Est-ce que la situation a évolué par rapport à la position de l’axe des régimes autoritaires après deux mois de conflit avec le Hamas ?

Il y a une constante dans la diplomatie russe, depuis le début de la guerre contre l'Ukraine. La Russie essaie de soutenir les pays non démocratiques, les pays autoritaires. La visite de Vladimir Poutine dans des pays comme l'Arabie saoudite et les Émirats arabes unis s'inscrit dans cette démarche.

Durant toute l'année 2022 et en 2023, il y a eu, de la part de la Russie, toute une campagne diplomatique d'élargissement et d'approfondissement de relations diplomatiques avec des pays africains mais aussi avec des pays arabes, notamment l'Algérie. Le chef de l'Etat algérien Abdelmadjid Tebboune a fait une visite en juin dernier à Moscou, ce qui a empêche le processus de normalisation des relations franco-algériennes car Paris a réagi en annulant une visite de Tebboune en France prévue dans la même période. La Russie tente donc de renforcer ses liens avec ses partenaires et d’étendre ses zones d’influence.

La grande question qui se pose aujourd'hui concerne l'Arabie saoudite. Dans quel camp va-t-elle se retrouver ? L’affaire Khashoggi a suscité une vive controverse et terni l’image de Mohammed ben Salmane et de l’Arabie saoudite. Joe Biden, après le début de la guerre en Ukraine, a révisé son attitude et s'est rendu sur place. Il a essayé de rétablir les relations avec Riyad.

Les régimes autoritaires essaient de consolider leurs relations pour créer un bloc anti-occidental et anti-démocratique. La guerre en Ukraine a dévoilé au grand jour les divisions assez claires entre les démocraties qui ont soutenu Kiev et les régimes autoritaires qui sont restés neutres ou qui ont soutenu directement ou indirectement la Russie.

Qu’est-ce qui a réellement changé pour la Russie au Moyen-Orient comme ailleurs dans le monde, notamment en Ukraine ?

L’Ukraine n’est plus le principal conflit qui occupe les puissances occidentales. La guerre entre Israël et le Hamas à Gaza se déroule en parallèle. Les Etats-Unis doivent gérer deux conflits à la fois : l'Ukraine et la guerre de Gaza. La Russie essaie d’être un intermédiaire entre le Hamas et Israël. Mais la Russie n’a pas eu beaucoup de succès pour l’instant, même pour libérer les otages russes détenus par le Hamas. Cela révèle les limites de l'influence russe au Moyen-Orient.

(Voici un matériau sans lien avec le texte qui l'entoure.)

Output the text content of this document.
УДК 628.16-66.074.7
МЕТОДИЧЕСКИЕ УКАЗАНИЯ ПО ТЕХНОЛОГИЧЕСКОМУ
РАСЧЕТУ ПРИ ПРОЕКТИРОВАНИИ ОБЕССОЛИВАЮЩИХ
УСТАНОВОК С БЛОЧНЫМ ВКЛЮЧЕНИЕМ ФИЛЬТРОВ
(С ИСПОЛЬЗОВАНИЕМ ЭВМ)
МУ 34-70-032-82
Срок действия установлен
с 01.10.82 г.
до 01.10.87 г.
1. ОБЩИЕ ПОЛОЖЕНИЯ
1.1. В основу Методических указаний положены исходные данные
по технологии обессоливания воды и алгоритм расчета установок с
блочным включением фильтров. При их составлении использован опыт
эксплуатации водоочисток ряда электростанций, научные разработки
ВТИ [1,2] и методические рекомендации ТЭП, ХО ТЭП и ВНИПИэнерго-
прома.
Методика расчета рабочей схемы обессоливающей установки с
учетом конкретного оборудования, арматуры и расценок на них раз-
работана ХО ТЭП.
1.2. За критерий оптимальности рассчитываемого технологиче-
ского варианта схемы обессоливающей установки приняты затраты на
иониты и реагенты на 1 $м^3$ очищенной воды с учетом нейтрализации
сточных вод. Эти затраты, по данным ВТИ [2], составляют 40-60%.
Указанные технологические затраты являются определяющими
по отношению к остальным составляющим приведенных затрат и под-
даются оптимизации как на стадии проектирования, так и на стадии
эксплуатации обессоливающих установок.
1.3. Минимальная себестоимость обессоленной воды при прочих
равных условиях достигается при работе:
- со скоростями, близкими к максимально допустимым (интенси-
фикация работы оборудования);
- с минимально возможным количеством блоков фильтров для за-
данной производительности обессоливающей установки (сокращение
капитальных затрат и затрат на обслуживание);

Mais la principale évolution concerne la fatigue de la guerre qui est visible en Ukraine, en Europe, aux États-Unis. Il s'agit d'un malaise géopolitique qui a émergé à la suite de l’absence de changements rapides après la contre-offensive ukrainienne qui a été un échec. Cela a entraîné une stagnation de la situation en Ukraine alors qu’il y avait beaucoup d'espérance en Occident pour que les choses s'améliorent très rapidement. On a compris que la guerre va se prolonger pendant des mois et des années. Il ne semble pas y avoir d'issue pour le moment dans cette guerre là. Des problèmes de financement sont apparus aussi. Aux Etats-Unis, le Congrès pourrait ne pas valider le financement d’une nouvelle aide auprès de Kiev. Avec cette fatigue de la guerre et ce malaise géopolitique, les puissances occidentales commencent à s’interroger comment trouver une solution à ce conflit dont l’issue est incertaine.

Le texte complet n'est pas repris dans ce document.